本申请公开了一种噪音数据识别方法、装置、终端及存储介质。方法包括:对初始实体信息依次进行进行向量化和特征处理,得到目标实体特征向量和目标噪音特征向量;利用深度学习算法对目标实体特征向量和目标噪音特征向量进行分类,得到目标实体特征向量对应的实体特征集合和目标噪音特征向量对应的噪音特征集合;基于实体特征集合和噪音特征集合,确定目标权重;基于目标权重和噪音实体识别算法,确定噪音实体。本发明可有效区分真实特征偏多的核心实体和噪音特征偏多的噪音实体,从而提高噪音实体识别的效果,进而提高后续模型处理的精确度。

Description

噪音数据识别方法、装置、终端及存储介质
相关申请的交叉引用
本申请要求于2021年11月25日提交中国专利局,申请号为202111418593X,发明名称为“噪音数据识别方法、装置、终端及存储介质”的中国专利申请的优先权,其全部内容通过引用结合在本申请中。
技术领域
本发明涉及数据处理技术领域,具体涉及一种噪音数据识别方法、装置、终端及存储介质。
背景技术
模型广泛应用于各种领域,但是在建模之前,数据会存在大量噪声,这个时候就需要对数据进行去噪处理。尤其是,如何对高维向量化后的数据进行去噪工作成为亟待解决的问题。
目前,一般采用标准差去噪法、分箱去噪法、dbscan去噪法或孤立森林去噪法,对高维向量化后的数据进行去噪。
但是,采用上述方法进行高维向量化后的数据去噪效果差。
发明内容
本申请的主要目的在于提供一种噪音数据识别方法、装置、终端及存储介质,以解决相关技术中对高维向量化后的数据进行去噪存在效果差的问题。

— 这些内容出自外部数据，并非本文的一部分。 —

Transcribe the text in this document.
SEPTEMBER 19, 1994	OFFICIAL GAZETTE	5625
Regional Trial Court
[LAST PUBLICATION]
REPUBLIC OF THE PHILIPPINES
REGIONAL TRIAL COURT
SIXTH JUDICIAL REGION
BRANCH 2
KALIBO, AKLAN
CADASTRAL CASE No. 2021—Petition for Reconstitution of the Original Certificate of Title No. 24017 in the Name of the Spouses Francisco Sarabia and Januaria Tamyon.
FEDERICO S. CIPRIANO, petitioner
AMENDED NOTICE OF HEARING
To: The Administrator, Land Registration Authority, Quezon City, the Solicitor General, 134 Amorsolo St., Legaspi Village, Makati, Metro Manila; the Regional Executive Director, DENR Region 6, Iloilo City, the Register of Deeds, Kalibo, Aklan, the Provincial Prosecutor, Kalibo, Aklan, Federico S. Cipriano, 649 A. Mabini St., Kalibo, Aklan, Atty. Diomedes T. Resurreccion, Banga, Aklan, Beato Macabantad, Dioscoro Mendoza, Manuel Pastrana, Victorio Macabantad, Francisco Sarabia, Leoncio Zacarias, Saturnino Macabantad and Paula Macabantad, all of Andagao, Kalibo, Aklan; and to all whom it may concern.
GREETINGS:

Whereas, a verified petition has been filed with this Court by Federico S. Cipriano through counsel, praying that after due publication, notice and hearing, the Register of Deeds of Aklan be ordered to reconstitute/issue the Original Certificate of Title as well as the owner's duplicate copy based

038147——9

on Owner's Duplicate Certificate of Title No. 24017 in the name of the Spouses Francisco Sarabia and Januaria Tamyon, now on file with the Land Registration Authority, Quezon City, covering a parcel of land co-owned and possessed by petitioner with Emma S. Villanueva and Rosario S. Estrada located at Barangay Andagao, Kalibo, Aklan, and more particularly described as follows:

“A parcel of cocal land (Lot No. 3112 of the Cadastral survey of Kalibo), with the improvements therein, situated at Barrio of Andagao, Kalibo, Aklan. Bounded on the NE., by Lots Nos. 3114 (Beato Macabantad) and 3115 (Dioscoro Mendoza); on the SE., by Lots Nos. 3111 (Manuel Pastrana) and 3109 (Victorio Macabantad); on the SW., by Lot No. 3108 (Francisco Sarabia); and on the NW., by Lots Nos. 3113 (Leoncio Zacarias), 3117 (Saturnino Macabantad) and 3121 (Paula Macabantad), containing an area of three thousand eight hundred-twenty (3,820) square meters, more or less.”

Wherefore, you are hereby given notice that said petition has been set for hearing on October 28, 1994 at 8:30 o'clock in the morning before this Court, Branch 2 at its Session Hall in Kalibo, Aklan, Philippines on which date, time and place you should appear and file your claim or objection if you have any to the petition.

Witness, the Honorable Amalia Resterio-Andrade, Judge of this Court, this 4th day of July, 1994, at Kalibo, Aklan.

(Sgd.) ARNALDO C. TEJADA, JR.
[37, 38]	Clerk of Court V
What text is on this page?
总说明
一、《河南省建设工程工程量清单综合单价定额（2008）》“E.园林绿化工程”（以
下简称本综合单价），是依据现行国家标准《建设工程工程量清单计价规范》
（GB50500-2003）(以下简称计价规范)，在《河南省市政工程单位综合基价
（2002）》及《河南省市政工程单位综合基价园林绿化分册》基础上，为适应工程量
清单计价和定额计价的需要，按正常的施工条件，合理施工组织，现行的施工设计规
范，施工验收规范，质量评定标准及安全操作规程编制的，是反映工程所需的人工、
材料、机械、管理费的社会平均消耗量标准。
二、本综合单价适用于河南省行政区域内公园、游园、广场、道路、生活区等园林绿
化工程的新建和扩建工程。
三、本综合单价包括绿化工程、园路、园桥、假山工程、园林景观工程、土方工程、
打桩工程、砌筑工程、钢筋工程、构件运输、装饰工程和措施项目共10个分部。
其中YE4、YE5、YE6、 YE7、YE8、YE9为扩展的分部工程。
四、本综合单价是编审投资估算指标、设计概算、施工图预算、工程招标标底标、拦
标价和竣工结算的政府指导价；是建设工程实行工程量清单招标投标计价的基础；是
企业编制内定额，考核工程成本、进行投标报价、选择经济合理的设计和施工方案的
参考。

为了实现上述目的,第一方面,本申请提供了一种噪音数据识别方法,包括:
对初始实体信息依次进行进行向量化和特征处理,得到目标实体特征向量和目标噪音特征向量;
利用深度学习算法对目标实体特征向量和目标噪音特征向量进行分类,得到目标实体特征向量对应的实体特征集合和目标噪音特征向量对应的噪音特征集合;
基于实体特征集合和噪音特征集合,确定目标权重;
基于目标权重和噪音实体识别算法,确定噪音实体。
在一种可能的实现方式中,对初始实体信息依次进行进行向量化和特征处理,得到目标实体特征向量和目标噪音特征向量,包括:
对初始实体信息依次进行低维空间向量化和高维空间向量化,得到初始实体特征向量和初始噪音特征向量;
利用损失函数对初始实体特征向量和初始噪音特征向量进行特征处理,得到目标实体特征向量和目标噪音特征向量。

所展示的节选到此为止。